Matt Taibbi: The Great Derangement
This book has a subtitle: “A Terrifying True Story of War, Politics & Religion at the Twilight of the American Empire.” Wikipedia doesn’t say much about it, and I can’t remember a thing about it except that like all of Taibbi’s work, it’s damned funny and smart. I could quote from Amazon, but better if you read there for yourself. Here’s the link.
Chris Harman: A People’s History of the World
This book is all about class war; it is written by a communist. It is essentially a Marxist view of history. As such, it was sure to be controversial. To me, it helped me understand world history as no other book has done. I think that most of the important things in history and the present can only be correctly understood by someone who is conversant with class-war thinking. I haven’t read Marx, except for the very brief Communist Manifesto (which is also well worth reading), so whatever understanding I have of class war came from this book, Howard Zinn’s A People’s History of the United States, which I’ve read twice, and Noam Chomsky (above). I found Harman’s book both more interesting and more informative and important than Zinn, and far more comprehensive than anything by Chomsky. I suggest reading some reviews on Amazon to get other viewpoints; most of the reviews are five stars.

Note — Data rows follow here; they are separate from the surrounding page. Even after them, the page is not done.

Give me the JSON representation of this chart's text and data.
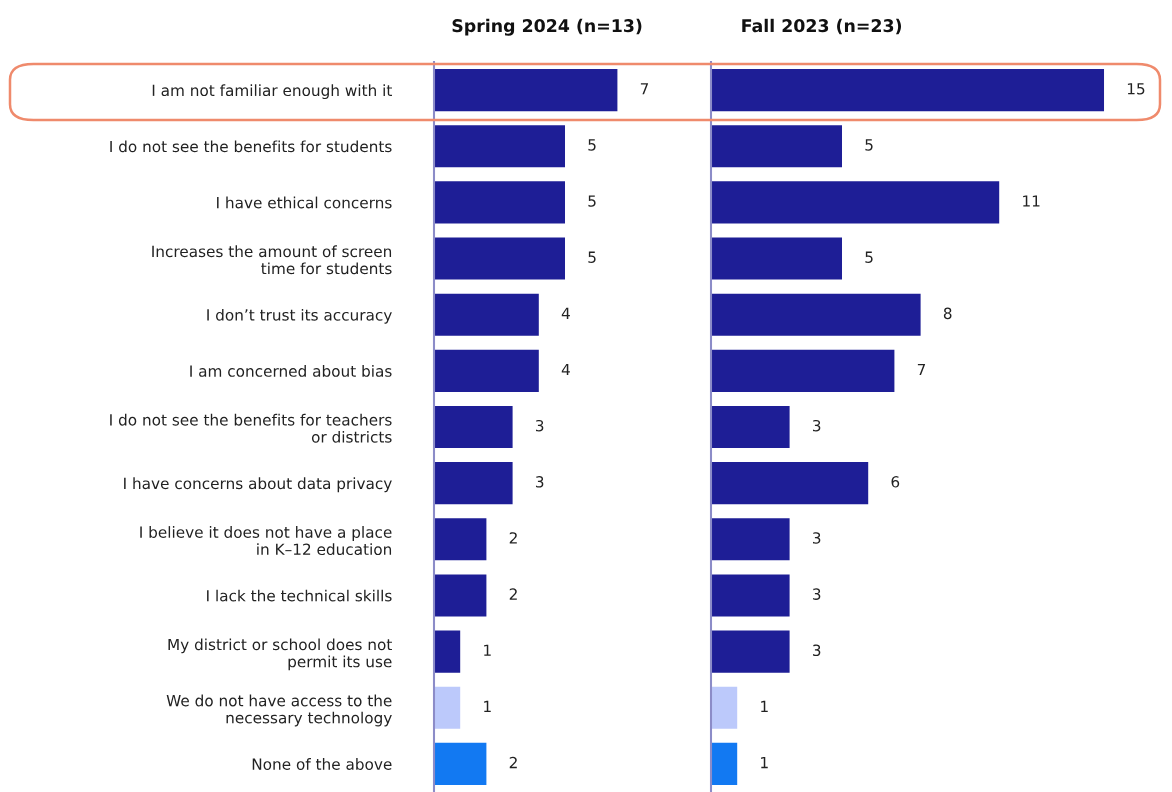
{
  "chart_data": [
    {
      "type": "bar",
      "orientation": "horizontal",
      "title": "Spring 2024 (n=13)",
      "tick_labels": "y",
      "data_labels": true,
      "categories": [
        "I am not familiar enough with it",
        "I do not see the benefits for students",
        "I have ethical concerns",
        "Increases the amount of screen\ntime for students",
        "I don’t trust its accuracy",
        "I am concerned about bias",
        "I do not see the benefits for teachers\nor districts",
        "I have concerns about data privacy",
        "I believe it does not have a place\nin K–12 education",
        "I lack the technical skills",
        "My district or school does not\npermit its use",
        "We do not have access to the\nnecessary technology",
        "None of the above"
      ],
      "values": [
        7,
        5,
        5,
        5,
        4,
        4,
        3,
        3,
        2,
        2,
        1,
        1,
        2
      ],
      "colors": [
        "#1e1e96",
        "#1e1e96",
        "#1e1e96",
        "#1e1e96",
        "#1e1e96",
        "#1e1e96",
        "#1e1e96",
        "#1e1e96",
        "#1e1e96",
        "#1e1e96",
        "#1e1e96",
        "#bcc9fb",
        "#1279f2"
      ]
    },
    {
      "type": "bar",
      "orientation": "horizontal",
      "title": "Fall 2023 (n=23)",
      "tick_labels": false,
      "data_labels": true,
      "categories": [
        null,
        null,
        null,
        null,
        null,
        null,
        null,
        null,
        null,
        null,
        null,
        null,
        null
      ],
      "values": [
        15,
        5,
        11,
        5,
        8,
        7,
        3,
        6,
        3,
        3,
        3,
        1,
        1
      ],
      "colors": [
        "#1e1e96",
        "#1e1e96",
        "#1e1e96",
        "#1e1e96",
        "#1e1e96",
        "#1e1e96",
        "#1e1e96",
        "#1e1e96",
        "#1e1e96",
        "#1e1e96",
        "#1e1e96",
        "#bcc9fb",
        "#1279f2"
      ]
    }
  ]
}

Helen Caldicott: If You Love This Planet
This is a somewhat dated but still very relevant cautionary tale; I haven’t read the 2009 updated edition. Quoting Amazon: “Exploring dangerous global trends such as ozone depletion, global warming, toxic pollution, food contamination, and deforestation, Helen Caldicott presents a picture of our world and the forces that threaten its existence.” When I read the earlier version, I had of course known about the possibilities and dangers of nuclear war and environmental degradation, but this book really scared me. Let’s face it, we need to be very afraid; anyone who tells you otherwise is lying. In my opinion, of course. I’m sure there are other books about these subjects that are equally scary and well written and essential. If you’re rather blasé about climate change, for instance, thinking that “it’s no big deal,” I urgently recommend that you read Six Degrees by Mark Linas.